Russian organizations have become the target of a phishing campaign that distributes malware called PureRAT, according to new findings from Kaspersky.
“The campaign aimed at Russian business began back in March 2023, but in the first third of 2025 the number of attacks quadrupled compared to the same period in 2024,” the cybersecurity vendor said.
The attack chains, which have not been attributed to any specific threat actor, commence with a phishing email that contains a RAR file attachment or a link to the archive that masquerades as a Microsoft Word or a PDF document by making use of double extensions (“doc_054_[redacted].pdf.rar”).
Present within the archive file is an executable that, when launched, copies itself to the “%AppData%” location of the compromised Windows machine under the name “task.exe” and creates a Visual Basic Script called “Task.vbs” in the Startup VBS folder.

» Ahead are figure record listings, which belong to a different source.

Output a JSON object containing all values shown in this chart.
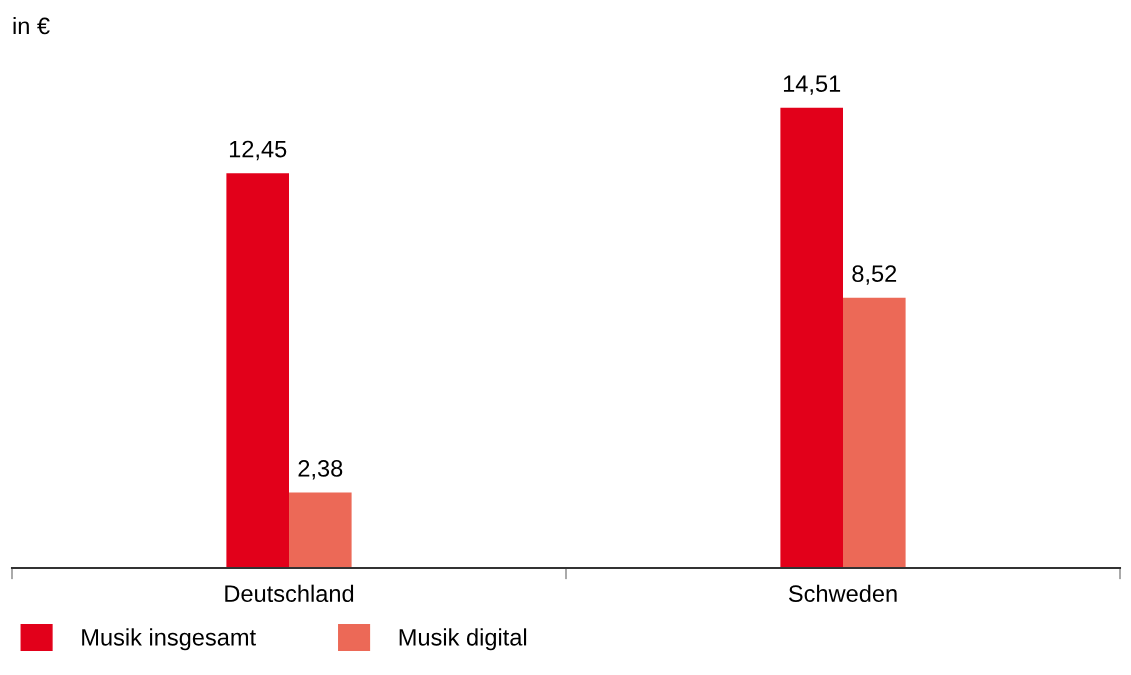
{
  "chart_data": {
    "type": "bar",
    "ylabel": "in €",
    "categories": [
      "Deutschland",
      "Schweden"
    ],
    "series": [
      {
        "name": "Musik insgesamt",
        "color": "#e2001a",
        "values": [
          12.45,
          14.51
        ],
        "value_labels": [
          "12,45",
          "14,51"
        ]
      },
      {
        "name": "Musik digital",
        "color": "#ec6957",
        "values": [
          2.38,
          8.52
        ],
        "value_labels": [
          "2,38",
          "8,52"
        ]
      }
    ],
    "legend": "bottom left",
    "grid": false
  }
}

The executable then proceeds to unpack another executable “ckcfb.exe”, runs the system utility “InstallUtil.exe,” and injects into it the decrypted module. “Ckcfb.exe,” for its part, extracts and decrypts a DLL file “Spydgozoi.dll” that incorporates the main payload of the PureRAT malware.
PureRAT establishes SSL connections with a command-and-control (C2) server and transmits system information, including details about the antivirus products installed, the computer name, and the time elapsed since the system startup. In response, the C2 server sends auxiliary modules to perform a variety of malicious actions –
- PluginPcOption, which is capable of executing commands for self-deletion, restarting the executable file, and shutting down or rebooting the computer
- PluginWindowNotify, which checks the name of the active window for keywords like password, bank, WhatsApp, and perform appropriate follow-up actions like unauthorized fund transfers
- PluginClipper, which functions as a clipper malware by substituting cryptocurrency wallet addresses copied to the system’s clipboard with an attacker-controlled one
“The Trojan includes modules for downloading and running arbitrary files that provide full access to the file system, registry, processes, camera and microphone, implement keylogger functionality, and give attackers the ability to secretly control the computer using the remote desktop principle,” Kaspersky said.
The original executable that launches “ckcfb.exe” simultaneously also extracts a second binary referred to as “StilKrip.exe,” which is a commercially available downloader dubbed PureCrypter that has been used to deliver various payloads in the past. It’s active since 2022.
“StilKrip.exe” is designed to download “Bghwwhmlr.wav,” which follows the aforementioned attack sequence to run “InstallUtil.exe” and ultimately launch “Ttcxxewxtly.exe,” an executable that unpacks and runs a DLL payload called PureLogs (“Bftvbho.dll”).
PureLogs is an off-the-shelf information stealer that can harvest data from web browsers, email clients, VPN services, messaging apps, wallet browser extensions, password managers, cryptocurrency wallet apps, and other programs like FileZilla and WinSCP.
“The PureRAT backdoor and PureLogs stealer have broad functionality that allows attackers to gain unlimited access to infected systems and confidential organization data,” Kaspersky said. “The main vector of attacks on businesses has been and remains emails with malicious attachments or links.”